Research Report Round-up: Vulnerabilities related to COVID-19 among LGBTQ2+ Canadians

What you need to know

Measures put in place to prevent the spread of COVID-19 bring a unique set of challenges to Canadians who are lesbian, gay, bisexual, transgender, Two-Spirit or who report another non-binary gender or minority sexual identity (LGBTQ2+). This report looks at differences in social and economic vulnerabilities of LGBTQ2+ Canadians compared to non-LGBTQ2+ Canadians and how this could affect how they manage during the COVID-19 pandemic. The report shows that this group was at greater risk of job loss, lower income, and more financial difficulties before the pandemic, which could affect their ability to manage during a work interruption. This group was also at higher risk of being homeless or of being insecurely housed, which could make it difficult for them to self-isolate or quarantine and to follow public health recommendations.

Title and link to report: Vulnerabilities related to COVID-19 among LGBTQ2+ Canadians / Vulnérabilités liées à la COVID-19 chez les Canadiens et les Canadiennes LGBTQ2+

Author(s):  Elena Prokopenko and Christina Kevins for Statistics Canada

Year and location: December 2020, Ottawa

How this report can be used: This report will be of use to policymakers and system planners in the development of future public health measures to reduce transmission of the coronavirus that may impact people who are LGBTQ2+ people.

Populations addressed: Canadians who are lesbian, gay, bisexual, transgender, Two-Spirit or report another non-binary gender or minority sexual identity

Contact person/source:  STATCAN [dot] infostats-infostats [dot] STATCAN [at] canada [dot] ca

What this report is about

Measures put in place to prevent the spread of COVID-19 bring a unique set of challenges to LGBTQ2+ Canadians (Canadians who are lesbian, gay, bisexual, transgender, Two-Spirit or who report another non-binary gender or minority sexual identity). For example, LGBTQ2+ youth may be forced to isolate at home with homophobic, biphobic or transphobic family members because other housing options may not be available or affordable.

This report looks at differences in social and economic vulnerabilities of LGBTQ2+ Canadians compared to non-LGBTQ2+ Canadians and how this could place them at greater risk to the impacts of the COVID-19 pandemic.

The comparison is based on the 2018 Survey of Safety in Public and Private Spaces. Results are based on responses from more than 45,000 people in Canada, and the sample represents people who are 15 years of age and older.

Distribution by gender and age

LGBTQ2+ Canadians were generally younger than non-LGBTQ2+ Canadians and were significantly less likely to identify as male. They were also at higher risk of losing their job. For example:

  • LGBTQ2+ people made up 4% of the Canadian population overall, but youth aged 15 to 24 made up 30% of the LGBTQ2+ population compared to 14% of the non-LGBTQ2+ population.
  • People 65 years or older made up 7% of LGBTQ2+ Canadians, but 21% of non-LGBTQ2+ Canadians.
  • In terms of gender, 44% of LGBTQ2+ respondents identified as male and 52% as female, while 4% identified as gender diverse. Among non-LGBTQ2+ respondents, there was an almost 50-50 split (49.5% and 50.5%) between those who identified as male and those who identified as female.

In Canada, youth aged 15 to 24 have experienced the largest and most persistent declines in employment during the COVID-19 pandemic. Given that the LGBTQ2S+ population has a high proportion of youth, it is likely that this group may be among those most affected by job loss during the pandemic.

Income and financial insecurity

LGBTQ2+ Canadians made up a larger portion of low-income income categories. In particular, significantly more of them made less than $20,000 a year compared with non-LGBTQ2+ Canadians (41% and 26%, respectively).
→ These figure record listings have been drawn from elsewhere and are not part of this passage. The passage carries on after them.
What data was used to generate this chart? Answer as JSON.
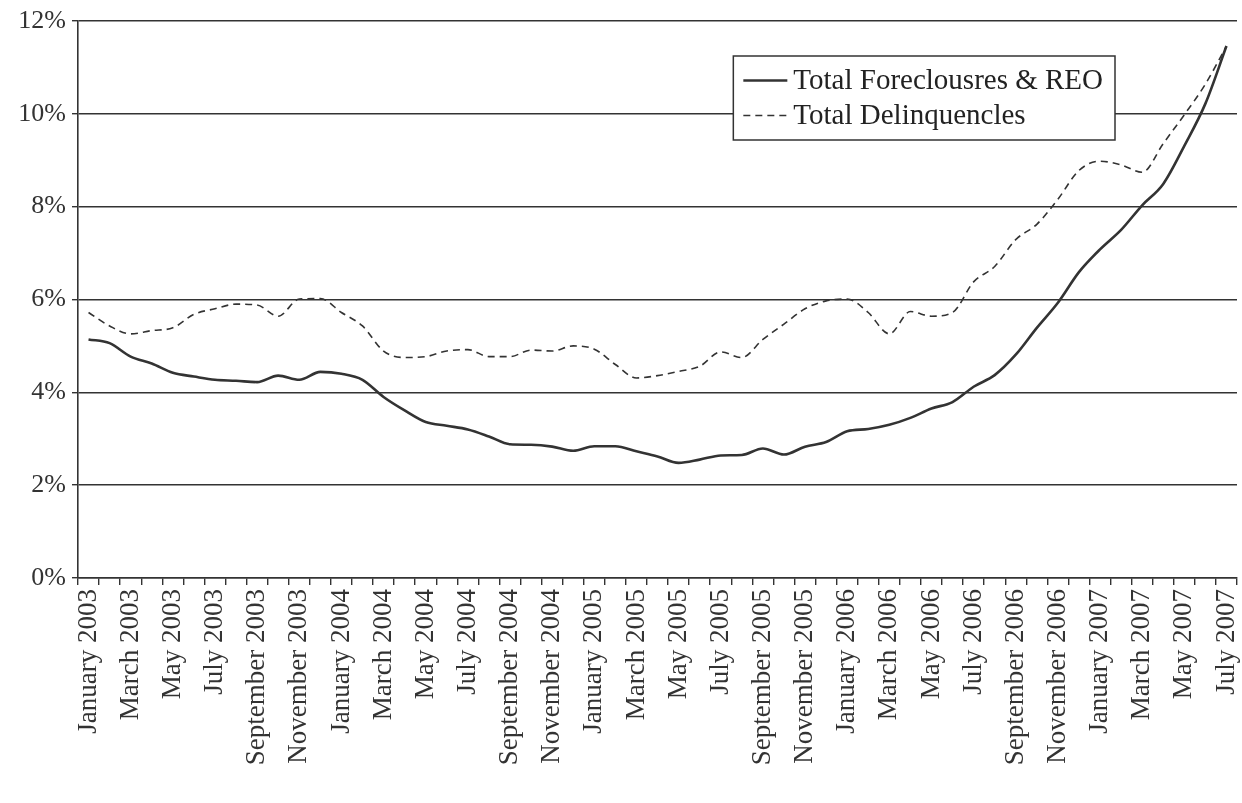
{
  "chart_data": {
    "type": "line",
    "categories": [
      "January 2003",
      null,
      "March 2003",
      null,
      "May 2003",
      null,
      "July 2003",
      null,
      "September 2003",
      null,
      "November 2003",
      null,
      "January 2004",
      null,
      "March 2004",
      null,
      "May 2004",
      null,
      "July 2004",
      null,
      "September 2004",
      null,
      "November 2004",
      null,
      "January 2005",
      null,
      "March 2005",
      null,
      "May 2005",
      null,
      "July 2005",
      null,
      "September 2005",
      null,
      "November 2005",
      null,
      "January 2006",
      null,
      "March 2006",
      null,
      "May 2006",
      null,
      "July 2006",
      null,
      "September 2006",
      null,
      "November 2006",
      null,
      "January 2007",
      null,
      "March 2007",
      null,
      "May 2007",
      null,
      "July 2007"
    ],
    "series": [
      {
        "name": "Total Foreclousres & REO",
        "color": "#333333",
        "line_style": "solid",
        "values": [
          5.14,
          5.06,
          4.77,
          4.62,
          4.42,
          4.34,
          4.27,
          4.25,
          4.22,
          4.36,
          4.27,
          4.44,
          4.4,
          4.27,
          3.9,
          3.61,
          3.36,
          3.28,
          3.2,
          3.05,
          2.88,
          2.87,
          2.83,
          2.74,
          2.84,
          2.84,
          2.73,
          2.62,
          2.48,
          2.55,
          2.64,
          2.65,
          2.79,
          2.66,
          2.83,
          2.93,
          3.16,
          3.21,
          3.3,
          3.45,
          3.65,
          3.79,
          4.12,
          4.37,
          4.81,
          5.39,
          5.93,
          6.59,
          7.08,
          7.5,
          8.03,
          8.49,
          9.31,
          10.22,
          11.46
        ]
      },
      {
        "name": "Total Delinquencles",
        "color": "#333333",
        "line_style": "dashed",
        "values": [
          5.72,
          5.43,
          5.26,
          5.33,
          5.39,
          5.68,
          5.8,
          5.9,
          5.88,
          5.64,
          6.01,
          6.02,
          5.72,
          5.43,
          4.89,
          4.75,
          4.77,
          4.89,
          4.92,
          4.77,
          4.77,
          4.91,
          4.89,
          5.0,
          4.93,
          4.6,
          4.31,
          4.36,
          4.45,
          4.56,
          4.87,
          4.75,
          5.14,
          5.47,
          5.8,
          5.97,
          6.01,
          5.72,
          5.26,
          5.74,
          5.64,
          5.72,
          6.38,
          6.71,
          7.29,
          7.62,
          8.16,
          8.78,
          8.98,
          8.9,
          8.74,
          9.36,
          9.98,
          10.64,
          11.46
        ]
      }
    ],
    "ylim": [
      0,
      12
    ],
    "yticks": [
      {
        "value": 0,
        "label": "0%"
      },
      {
        "value": 2,
        "label": "2%"
      },
      {
        "value": 4,
        "label": "4%"
      },
      {
        "value": 6,
        "label": "6%"
      },
      {
        "value": 8,
        "label": "8%"
      },
      {
        "value": 10,
        "label": "10%"
      },
      {
        "value": 12,
        "label": "12%"
      }
    ],
    "grid": "y",
    "legend": "top right",
    "marker": "none"
  }
}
There was also a large difference in average personal incomes between the two groups ($39,000 compared to $54,000).

Differences in income between the two groups may be due, in part, to differences in sociodemographic characteristics that affect personal income. For example, almost twice as many LGBTQ2+ people were in school, CEGEP, college or university (24% compared to 13%).

In addition, significantly fewer LGBTQ2+ people said they would be able to handle a sudden, unexpected expense (11% compared to 7%).

Risk of losing access to safe and secure housing

More than twice as many LGBTQ2+ people had experienced some type of homelessness or housing insecurity in their lifetime (27% compared to 13% for non-LGBTQ+ respondents). In addition:

  • they were three times more likely to have lived in a shelter, on the street, or in an abandoned building
  • they were more than twice as likely to have lived with family or friends because they had no other place to stay
  • among those who did not report these two situations, LGBTQ2+ people were twice as likely to have temporarily lived somewhere other than home because they were leaving an abusive or violent situation
  • significantly more LGBTQ2+ youth aged 15 to 24 were living outside their parents’ homes (35% compared to 24% for non-LGBTQ2+ youth).